Se você estiver seguindo este blog, já deve ter lido sobre a complexidade da cartilagem da placa de crescimento e sabe que o PTHrP é parte de uma sinfonia muito complicada, onde muitos diferentes agentes controlam o crescimento ósseo em crianças. Enquanto o PTHrP é um fator de proliferação (multiplicação) celular, o receptor do fator crescimento de fibroblastos do tipo 3 (FGFR3), a proteína que está alterada na acondroplasia, funciona como um freio no crescimento. Como na acondroplasia o FGFR3 está trabalhando muito, o crescimento ósseo é severamente prejudicado. Vimos que existem evidências de que a interrupção do crescimento causada pelo FGFR3 mutante pode provocar uma redução da disponibilidade de PTHrP dentro da placa de crescimento e isto, por sua vez, pode ser responsável por uma parte dos efeitos de FGFR3 na cartilagem (como em um ciclo vicioso).

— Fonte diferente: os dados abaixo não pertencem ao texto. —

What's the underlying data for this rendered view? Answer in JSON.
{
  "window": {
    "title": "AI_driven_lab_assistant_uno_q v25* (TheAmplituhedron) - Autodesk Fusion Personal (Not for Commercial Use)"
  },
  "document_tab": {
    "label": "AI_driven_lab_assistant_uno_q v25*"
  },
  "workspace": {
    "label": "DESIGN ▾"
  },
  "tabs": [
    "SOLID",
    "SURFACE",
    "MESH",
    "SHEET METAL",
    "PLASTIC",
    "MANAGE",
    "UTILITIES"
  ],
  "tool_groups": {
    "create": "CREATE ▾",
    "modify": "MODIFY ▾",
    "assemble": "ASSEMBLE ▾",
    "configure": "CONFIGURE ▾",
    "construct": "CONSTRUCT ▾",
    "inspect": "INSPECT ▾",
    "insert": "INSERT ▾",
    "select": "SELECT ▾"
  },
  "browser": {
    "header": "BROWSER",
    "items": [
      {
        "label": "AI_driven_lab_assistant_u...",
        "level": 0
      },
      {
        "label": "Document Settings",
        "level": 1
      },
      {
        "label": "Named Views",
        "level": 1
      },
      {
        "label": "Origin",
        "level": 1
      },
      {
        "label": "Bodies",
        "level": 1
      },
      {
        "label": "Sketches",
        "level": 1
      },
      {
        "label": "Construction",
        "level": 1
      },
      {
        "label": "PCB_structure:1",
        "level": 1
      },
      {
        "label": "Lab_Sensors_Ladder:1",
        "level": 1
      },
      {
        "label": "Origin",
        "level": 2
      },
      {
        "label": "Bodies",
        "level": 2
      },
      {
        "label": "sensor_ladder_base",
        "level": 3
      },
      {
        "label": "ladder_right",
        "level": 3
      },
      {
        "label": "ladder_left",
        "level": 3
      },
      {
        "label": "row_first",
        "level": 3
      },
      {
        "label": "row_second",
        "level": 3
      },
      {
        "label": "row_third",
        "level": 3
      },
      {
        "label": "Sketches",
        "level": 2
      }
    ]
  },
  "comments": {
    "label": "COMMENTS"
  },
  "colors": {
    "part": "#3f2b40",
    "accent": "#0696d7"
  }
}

Vimos também que o PTH não é como um simples botão liga / desliga, com apenas uma atividade única. Sua molécula contém segmentos que quando clivados (cortados) podem ter diferentes funções metabólicas. Vale a pena repetir aqui os dois exemplos dados no último artigo, porque eles podem nos ajudar a escolher a forma correta de PTH para potenciais testes na acondroplasia:
  • A parte N-terminal do PTH, constituída pelos últimos 34 aminoácidos da cadeia do hormônio parece ser responsável pela forte ação anabólica deste hormônio no osso (e é chamado de PTH 1-34);
  • A parte C-terminal do PTH parece ser responsável por uma modulação da atividade anabólica e, provavelmente, é responsável pelas diferenças dos efeitos anabólicos do PTH 1-34 em comparação com o hormônio integral, o qual é também chamado de PTH 1-84 ( 1).
Além disso, verificamos que o PTH como medicamento tem sido utilizado para o tratamento da osteoporose em duas formas diferentes, como PTH 1-84 e como PTH 1-34, na forma de um análogo chamado de teriparatide. Enquanto isso, ele também tem sido testado em outras condições clínicas, por exemplo, com estudos clínicos já realizados em adultos e crianças com hipoparatireoidismo. As evidências obtidas nesses estudos de reposição hormonal para o hipoparatireoidismo são convincentes. Então, por que o PTH ainda não faz parte do tratamento dessa disfunção hormonal? E de que modo este tema pode afetar a decisão de usar o PTH na acondroplasia?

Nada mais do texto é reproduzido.